I really liked this workshop. Beyond the fact that Romain successfully brightened it up being “flexible and firm”, the workshop was fun and enabled me to discover new ways to tackle the agile manifesto with novice agilists. I really liked the discussion that took place within my team on the fact that confidence is a necessary prerequisite to set up the agile manifesto within a team and a project.


I moved on to Olivier My’s workshop on Kanban values. I was delighted to see that the will to return to the roots and values of agility was shared by several of my colleagues 
Funny anecdote: on 4 people, our team was made up of three pregnant women (me included):




This workshop was worked out by Mike Burrows and translated in French by Christophe Keromen. In this workshop, each team had to communicate to link up each Kanban founding principle and each core practice to the 9 Kanban values. The purpose of this exercise lies in the fact that each principle can be linked to several Kanban values. Through discussions and exchanges the team should choose which -according to their opinion- is the predominant value for each element. Then we’ve been thinking about the practical case of one team member to determine which 3 values he should work on first according to his own specific issues. At last, each team built its graphic presentation of the 9 Kanban values. Down below you can see maps drawn by the teams:





The following day, I went on alternating between sessions and talks with my colleagues. I especially liked talking with Stéphane Langlois about recruitment 3.0 (i.e. recruitment at the era of management 3.0).


This year the MIX-IT offered a random session just at the end of lunch break. Several sessions at the same time not described in the program and where participants were randomly splitted up. It’s a real challenge for speakers who have to captivate an audience who didn’t choose to come and listen to them. For participants, it’s a way to broaden their perspectives while discovering a topic they ignore or know little about. As for me, I attended a session about software kraftmanship meant to explain why setting up practices about code quality should not be considered as a pool of costs but rather as an investment bearing its fruit in the medium term.

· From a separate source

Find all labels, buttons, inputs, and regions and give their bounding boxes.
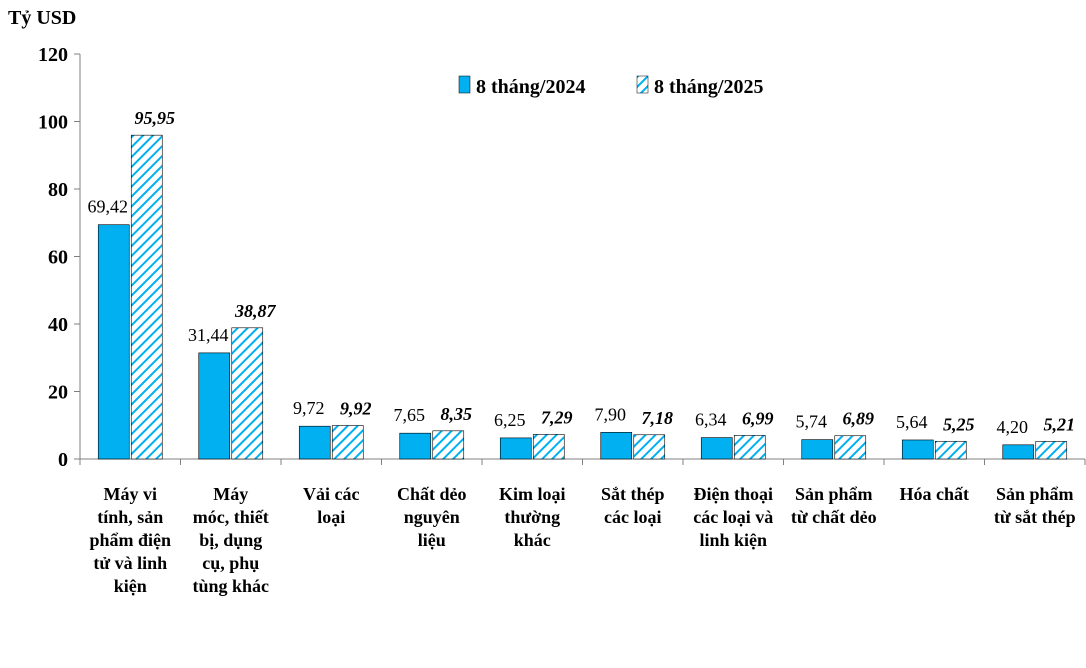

I ended my MIX-IT 2016 by the workshop of Romain Vignessans motivation pas d’action ! [without motivation no action!]. It’s a workshop using the serious game Moving Motivators from Jurgen Appelo exploring intrinsic motivation factors. Romain gave us some solutions to identify our own main motivation factors. For example, here are mine classified in order of importance (the most important is on the right).




We have also seen that beyond knowing our own motivation factors, it was interesting to share these motivation factors with the team and to deduce the motivation factors of the team. This enables to ease collaboration, but also recruitment and integration of newcomers. For example, if a team ranking first “Order” recruits a person whose important factor is “Freedom”, it’s good to identify it at the soonest and talk about it. A solution could be, for example, to set up rules defining the area of autonomy for each person. Thus, we can please everyone.

'I finished this workshop with many ideas
and even today I find new situations to use it!
In short a workshop with a high ROTI for me ?'


That’s how ended my MIX-IT 2016. On my way back in the train I felt replete. I was tired, but it was a nice tiredness. I had spent two days well filled in, talking with people I really like and discovered more. I learnt many things, I expanded my facilitation and management toolbox! And furthermore I had a great time. I look forward to go back next year and to be sure to get the right to go back I’m already thinking about the topic I could present!